From devil-possessed Regan in ‘The Exorcist’ to ‘The Shining’s’ ghostly Grady Twins, there’s something exquisitely terrifying about little girls in horror films. This creepy, sinister mood pervades ‘The Painter’. Stretching to two metres high, the towering canvas features a naked, blonde-haired girl who stands against a pale indeterminable background, staring at the viewer with a sullen expression. The giant toddler’s stomach is a discoloured mottled blue, and her hands are both stained – one red, one blue. Is this paint on her hands, the viewer is left to wonder, or something worse?

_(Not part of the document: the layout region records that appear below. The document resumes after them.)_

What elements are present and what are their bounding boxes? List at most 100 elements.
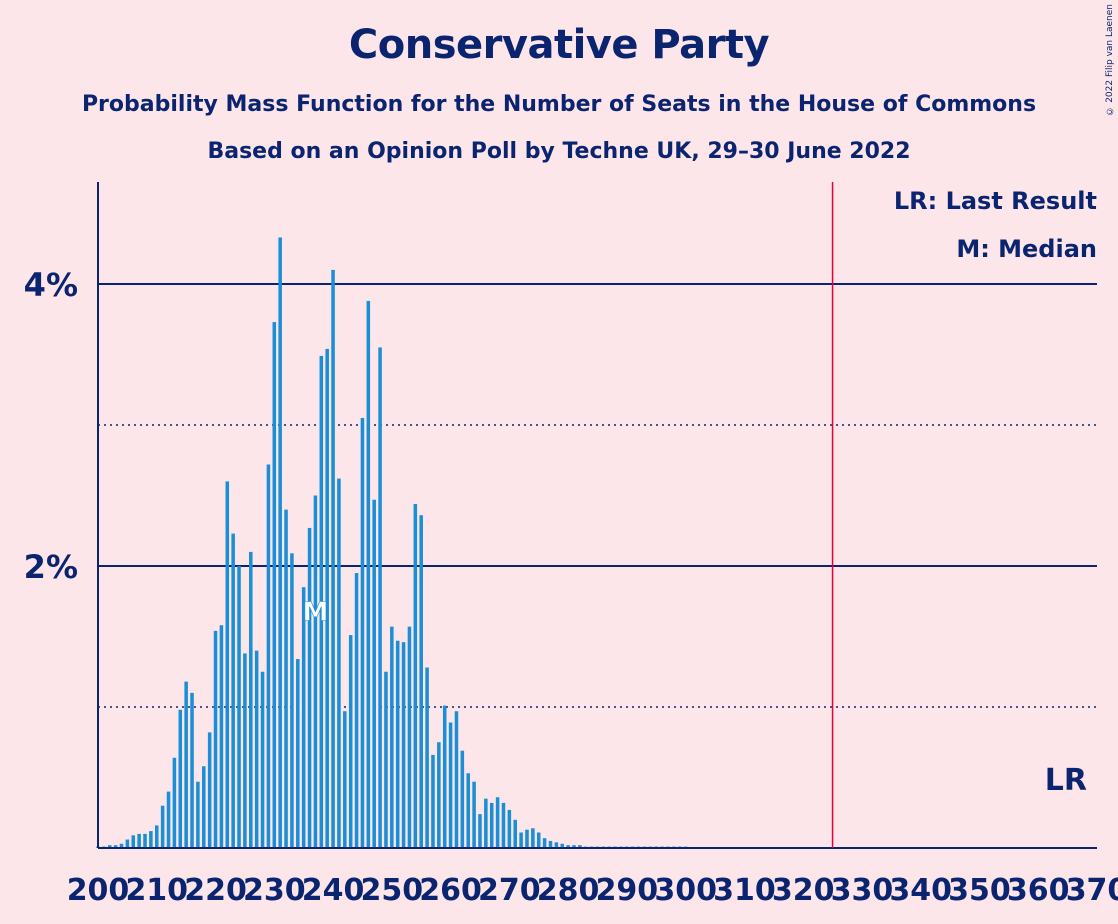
bar-225: [243, 653, 247, 848]
bar-256: [425, 667, 429, 848]
axes: [97, 182, 1097, 849]
bar-254: [413, 503, 418, 848]
bar-230: [272, 322, 277, 848]
x-tick-label: 320: [772, 873, 835, 908]
bar-215: [184, 681, 188, 848]
bar-series: [96, 237, 688, 849]
x-tick-label: 310: [713, 873, 776, 908]
bar-260: [448, 722, 453, 848]
bar-269: [501, 802, 506, 848]
bar-229: [266, 464, 271, 848]
x-tick-label: 250: [361, 873, 424, 908]
bar-255: [419, 515, 423, 848]
bar-217: [196, 781, 200, 848]
bar-212: [166, 791, 171, 848]
bar-265: [478, 814, 482, 848]
x-tick-label: 240: [302, 873, 365, 908]
bar-243: [348, 635, 353, 848]
bar-274: [531, 828, 535, 848]
bar-235: [301, 587, 306, 848]
bar-219: [207, 732, 212, 848]
x-tick-label: 290: [596, 873, 659, 908]
chart-subtitle: Probability Mass Function for the Number…: [81, 92, 1037, 117]
bar-224: [237, 566, 241, 848]
legend-median: M: Median: [956, 235, 1097, 263]
x-tick-label: 220: [184, 873, 247, 908]
bar-258: [437, 742, 441, 848]
bar-253: [407, 626, 412, 848]
last-result-label: LR: [1045, 763, 1087, 798]
bar-228: [260, 671, 265, 848]
x-tick-label: 280: [537, 873, 600, 908]
bar-279: [560, 843, 565, 848]
legend-last-result: LR: Last Result: [894, 187, 1097, 215]
x-tick-label: 350: [948, 873, 1011, 908]
bar-216: [190, 692, 194, 848]
x-tick-label: 340: [889, 873, 952, 908]
bar-276: [542, 838, 547, 848]
bar-249: [384, 671, 388, 848]
chart-title: Conservative Party: [348, 22, 770, 68]
bar-268: [495, 797, 500, 848]
bar-208: [143, 833, 147, 848]
bar-264: [472, 781, 476, 848]
bar-245: [360, 417, 365, 848]
bar-250: [390, 626, 394, 848]
x-tick-label: 270: [478, 873, 541, 908]
bar-273: [525, 829, 529, 848]
bar-259: [442, 705, 447, 848]
bar-237: [313, 495, 318, 848]
bar-203: [113, 845, 118, 848]
bar-248: [378, 347, 382, 848]
bar-246: [366, 300, 371, 848]
median-marker: M: [302, 597, 328, 627]
bar-231: [278, 237, 282, 849]
bar-266: [484, 798, 488, 848]
x-tick-label: 330: [831, 873, 894, 908]
bar-207: [137, 833, 141, 848]
bar-218: [202, 766, 206, 848]
x-tick-label: 300: [654, 873, 717, 908]
bar-206: [131, 835, 136, 848]
bar-252: [401, 642, 406, 848]
bar-270: [507, 809, 512, 848]
bar-280: [566, 845, 570, 848]
bar-272: [519, 832, 523, 848]
x-tick-label: 230: [243, 873, 306, 908]
x-tick-label: 360: [1007, 873, 1070, 908]
bar-238: [319, 355, 324, 848]
x-tick-label: 260: [419, 873, 482, 908]
chart-subtitle-source: Based on an Opinion Poll by Techne UK, 2…: [207, 139, 911, 164]
bar-262: [460, 750, 465, 848]
y-tick-label: 2%: [24, 548, 78, 586]
grid-lines: [98, 283, 1097, 708]
y-tick-labels: 2% 4%: [24, 266, 78, 586]
chart-overlay: M: [302, 182, 834, 848]
bar-242: [343, 711, 347, 848]
bar-209: [149, 831, 153, 848]
bar-233: [290, 553, 294, 848]
bar-281: [572, 845, 576, 848]
bar-205: [125, 839, 130, 848]
bar-223: [231, 533, 235, 848]
bar-234: [296, 659, 300, 848]
bar-213: [172, 757, 177, 848]
bar-221: [219, 625, 224, 848]
bar-227: [254, 650, 259, 848]
bar-244: [354, 573, 359, 848]
bar-247: [372, 499, 376, 848]
bar-275: [536, 832, 541, 848]
bar-236: [307, 527, 312, 848]
bar-239: [325, 348, 329, 848]
bar-241: [337, 478, 341, 848]
bar-226: [249, 551, 253, 848]
bar-267: [489, 802, 494, 848]
bar-277: [548, 840, 553, 848]
bar-261: [454, 711, 459, 848]
bar-257: [431, 754, 435, 848]
bar-220: [213, 630, 218, 848]
x-tick-label: 210: [125, 873, 188, 908]
bar-232: [284, 509, 288, 848]
bar-210: [155, 825, 159, 848]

With such dark and violent undertones, ‘The Painter’ shows Dumas confronting her own anxieties as a mother: “I think if you bring this new person into the world and you don’t have that fear that they may do bad things, then there must be something wrong with you.” This chilling painting simultaneously carries another of Dumas’s worries: “Since Helena was born, the fear that something can happen to this child has been like nothing I’d ever known before. That fear is definitely very much present in the painting.”
11. Elaine Woo Macgregor
In her complex, coming of age paintings, including the ‘Maman et Muses’ series, Scottish-born Chinese figurative painter Elaine Woo MacGregor reflects on her role as an artist and mother, and the relationship with her children, Carina and Ramona. Her dreamscape paintings, defined by a fragmented storyboard quality combine important fleeting moments of time and memories to capture the psychological intimacy between the artist and her children, which is forever shifting as they grow up.
Speaking about the painting ‘Garden Party’ (2022), she says: “Children don’t stay children forever. It is the feeling of witnessing the ‘coming of age’ happening to your own children. Here my daughter Carina aged 9 is looking at you, there’s a feeling of play and flirtatious femininity. The colourful brushstrokes suggestive of a garden is reminiscent of Impressionist gardens, and lying in the centre is a girl perhaps taking a rest from play? Whilst creating this work, it made me also think of strong female protagonists in films by Wong Kar Wai, Pedro Almodovar and Quentin Tarantino. The young femme fatales – fille fatale.”